Long before The Matrix, long before Avatar, a not-very-classic movie was made. It’s about a plastic surgeon who touches up models searching for perfection, only to have them show up dead and yet somehow digitally imaged and still alive in the media. In 1981, the effects weren’t great, but being writing and direction by a young Michael Crichton (Jurassic Park, Twister, Runaways) was the push the studio needed to greenlight this film. Even then, as a new author, Crichton held enough sway to put this on the screen. Add to that a stellar cast that included Albert Finney (Wolfen), James Coburn (The President’s Analyst), Leigh Taylor-Young (Soylent Green) and Susan Dey (yes, THAT Susan Dey), and this movie outshines a predictable script to become a first draft of a cautionary tale about technology and the future.

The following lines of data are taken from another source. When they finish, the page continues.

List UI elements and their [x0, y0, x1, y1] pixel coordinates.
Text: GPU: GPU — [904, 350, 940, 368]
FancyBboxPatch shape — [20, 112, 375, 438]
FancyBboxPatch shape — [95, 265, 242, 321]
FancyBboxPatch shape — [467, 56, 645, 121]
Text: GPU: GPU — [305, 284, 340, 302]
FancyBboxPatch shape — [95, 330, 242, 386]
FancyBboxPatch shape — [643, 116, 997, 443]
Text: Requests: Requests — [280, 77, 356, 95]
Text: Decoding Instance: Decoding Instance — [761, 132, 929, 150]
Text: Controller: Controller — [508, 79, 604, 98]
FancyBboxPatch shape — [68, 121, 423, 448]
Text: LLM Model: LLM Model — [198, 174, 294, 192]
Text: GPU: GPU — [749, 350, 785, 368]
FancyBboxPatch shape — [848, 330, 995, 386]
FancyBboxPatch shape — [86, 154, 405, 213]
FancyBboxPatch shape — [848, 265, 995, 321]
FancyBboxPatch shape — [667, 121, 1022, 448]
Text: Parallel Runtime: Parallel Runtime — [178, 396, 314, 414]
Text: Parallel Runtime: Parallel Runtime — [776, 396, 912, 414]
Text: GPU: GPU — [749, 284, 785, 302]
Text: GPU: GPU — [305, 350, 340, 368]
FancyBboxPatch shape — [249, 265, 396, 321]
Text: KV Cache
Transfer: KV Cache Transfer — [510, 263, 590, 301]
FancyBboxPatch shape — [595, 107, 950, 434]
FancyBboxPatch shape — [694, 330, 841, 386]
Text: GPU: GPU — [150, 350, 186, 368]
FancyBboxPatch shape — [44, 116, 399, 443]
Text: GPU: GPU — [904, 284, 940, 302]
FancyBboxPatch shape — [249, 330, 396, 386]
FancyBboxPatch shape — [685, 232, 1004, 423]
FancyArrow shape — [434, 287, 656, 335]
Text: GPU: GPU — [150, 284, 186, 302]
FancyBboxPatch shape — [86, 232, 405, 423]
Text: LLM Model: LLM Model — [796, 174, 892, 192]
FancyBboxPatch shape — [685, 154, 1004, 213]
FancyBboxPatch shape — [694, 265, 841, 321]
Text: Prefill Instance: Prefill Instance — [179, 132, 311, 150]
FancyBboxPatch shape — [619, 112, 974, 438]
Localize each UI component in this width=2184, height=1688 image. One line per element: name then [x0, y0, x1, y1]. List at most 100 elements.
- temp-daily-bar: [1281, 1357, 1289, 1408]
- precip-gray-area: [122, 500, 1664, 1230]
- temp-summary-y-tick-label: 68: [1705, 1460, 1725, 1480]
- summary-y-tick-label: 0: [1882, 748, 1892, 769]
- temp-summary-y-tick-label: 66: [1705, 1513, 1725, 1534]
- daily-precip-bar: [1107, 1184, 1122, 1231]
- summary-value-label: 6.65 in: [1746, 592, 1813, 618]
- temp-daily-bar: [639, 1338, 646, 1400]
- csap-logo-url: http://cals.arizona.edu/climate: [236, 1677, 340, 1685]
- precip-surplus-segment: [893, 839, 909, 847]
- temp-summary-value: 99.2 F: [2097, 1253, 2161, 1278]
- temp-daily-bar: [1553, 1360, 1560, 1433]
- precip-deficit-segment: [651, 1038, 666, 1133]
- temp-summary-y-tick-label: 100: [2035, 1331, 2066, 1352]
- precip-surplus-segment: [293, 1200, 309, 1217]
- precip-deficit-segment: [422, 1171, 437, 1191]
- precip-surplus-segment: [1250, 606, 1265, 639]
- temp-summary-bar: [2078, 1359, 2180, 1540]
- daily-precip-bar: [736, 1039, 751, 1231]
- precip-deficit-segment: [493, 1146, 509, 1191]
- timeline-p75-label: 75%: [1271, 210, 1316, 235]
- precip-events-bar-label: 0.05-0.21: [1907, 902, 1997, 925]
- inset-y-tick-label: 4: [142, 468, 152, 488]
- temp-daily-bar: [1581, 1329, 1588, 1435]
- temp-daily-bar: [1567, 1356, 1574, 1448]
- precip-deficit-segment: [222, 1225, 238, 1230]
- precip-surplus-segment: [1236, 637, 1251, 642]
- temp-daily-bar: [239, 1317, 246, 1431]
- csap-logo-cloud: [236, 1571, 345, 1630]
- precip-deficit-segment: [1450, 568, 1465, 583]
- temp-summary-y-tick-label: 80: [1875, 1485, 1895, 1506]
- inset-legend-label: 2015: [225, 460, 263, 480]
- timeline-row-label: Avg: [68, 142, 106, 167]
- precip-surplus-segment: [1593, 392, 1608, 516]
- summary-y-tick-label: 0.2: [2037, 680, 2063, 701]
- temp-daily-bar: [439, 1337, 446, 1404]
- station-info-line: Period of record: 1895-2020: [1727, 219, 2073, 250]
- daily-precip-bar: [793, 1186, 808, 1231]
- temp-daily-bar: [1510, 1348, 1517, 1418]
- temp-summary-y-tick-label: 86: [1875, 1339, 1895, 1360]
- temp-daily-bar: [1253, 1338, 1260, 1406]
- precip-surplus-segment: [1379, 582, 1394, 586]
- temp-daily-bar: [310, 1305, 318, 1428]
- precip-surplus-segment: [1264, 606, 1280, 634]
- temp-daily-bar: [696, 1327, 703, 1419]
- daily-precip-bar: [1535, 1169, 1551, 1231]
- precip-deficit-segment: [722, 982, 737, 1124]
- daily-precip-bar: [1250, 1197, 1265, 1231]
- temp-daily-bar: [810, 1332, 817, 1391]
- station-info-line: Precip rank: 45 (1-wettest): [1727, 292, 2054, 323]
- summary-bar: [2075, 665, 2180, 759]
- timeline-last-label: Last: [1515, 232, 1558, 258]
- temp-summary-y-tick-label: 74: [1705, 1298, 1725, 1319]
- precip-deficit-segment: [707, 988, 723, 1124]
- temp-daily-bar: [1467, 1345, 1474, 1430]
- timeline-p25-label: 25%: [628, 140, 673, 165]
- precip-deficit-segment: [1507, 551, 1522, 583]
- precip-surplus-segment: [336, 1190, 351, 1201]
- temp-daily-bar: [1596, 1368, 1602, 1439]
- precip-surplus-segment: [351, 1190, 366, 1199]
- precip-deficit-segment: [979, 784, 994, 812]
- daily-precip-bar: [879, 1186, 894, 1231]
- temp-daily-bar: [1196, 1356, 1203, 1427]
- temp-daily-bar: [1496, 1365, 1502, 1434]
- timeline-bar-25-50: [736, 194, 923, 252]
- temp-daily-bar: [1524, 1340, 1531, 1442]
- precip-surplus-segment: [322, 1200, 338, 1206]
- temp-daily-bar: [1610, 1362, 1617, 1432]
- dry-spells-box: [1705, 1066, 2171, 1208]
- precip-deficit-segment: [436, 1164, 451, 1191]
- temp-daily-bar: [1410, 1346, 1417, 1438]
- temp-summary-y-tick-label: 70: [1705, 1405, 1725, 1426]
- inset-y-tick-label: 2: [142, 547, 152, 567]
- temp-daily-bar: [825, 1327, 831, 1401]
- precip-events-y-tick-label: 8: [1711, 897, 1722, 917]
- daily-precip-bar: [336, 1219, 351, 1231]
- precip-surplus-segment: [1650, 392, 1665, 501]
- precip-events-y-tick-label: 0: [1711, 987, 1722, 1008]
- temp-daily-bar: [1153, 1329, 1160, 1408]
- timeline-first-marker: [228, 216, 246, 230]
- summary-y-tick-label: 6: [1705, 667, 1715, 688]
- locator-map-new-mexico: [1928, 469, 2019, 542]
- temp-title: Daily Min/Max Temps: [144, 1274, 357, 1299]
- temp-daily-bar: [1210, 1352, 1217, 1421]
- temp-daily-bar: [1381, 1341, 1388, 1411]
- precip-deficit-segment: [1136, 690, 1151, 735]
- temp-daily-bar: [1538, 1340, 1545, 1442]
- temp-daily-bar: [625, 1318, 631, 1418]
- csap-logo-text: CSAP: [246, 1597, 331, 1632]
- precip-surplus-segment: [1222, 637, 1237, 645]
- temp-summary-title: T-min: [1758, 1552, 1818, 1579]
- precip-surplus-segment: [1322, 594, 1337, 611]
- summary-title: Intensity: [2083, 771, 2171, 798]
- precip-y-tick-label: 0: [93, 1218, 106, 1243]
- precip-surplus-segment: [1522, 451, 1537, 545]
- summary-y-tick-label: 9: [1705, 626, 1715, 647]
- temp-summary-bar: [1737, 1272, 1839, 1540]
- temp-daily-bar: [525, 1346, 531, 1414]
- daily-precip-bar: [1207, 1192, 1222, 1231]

Finney as the bemused surgeon, Coburn as the cynical corporate head, and Dey as the digitally exploited model make for a better than average popcorn afternoon. Terse editing, good directing, and a solid if dated script all make this movie work. The movies dubious distinction of being on the list of the top 100 sex scenes in science fiction notwithstanding, it is worth a re-watch. It’s soft, where dystopian movies tend to be harsh, the soundtrack is safe and nondescript, the moral is predictable as hell and yet, the amazing acting talents of Coburn and Finney under pedestrian circumstances make this a treat to watch.
As is the problem with movies like this , they invariably settle into one of three categories, they either become timeless classics (1984, any version will do), dated trivia (I, Robot, damn you Will Smith) or, in this case, a somewhat whimsical cautionary tale, that while missing the mark for the test of time it still fun to watch because on balance it is more positive then silly.
This is Dome sayin’: Remember fondly the innocence of youth, and enjoy every sandwich.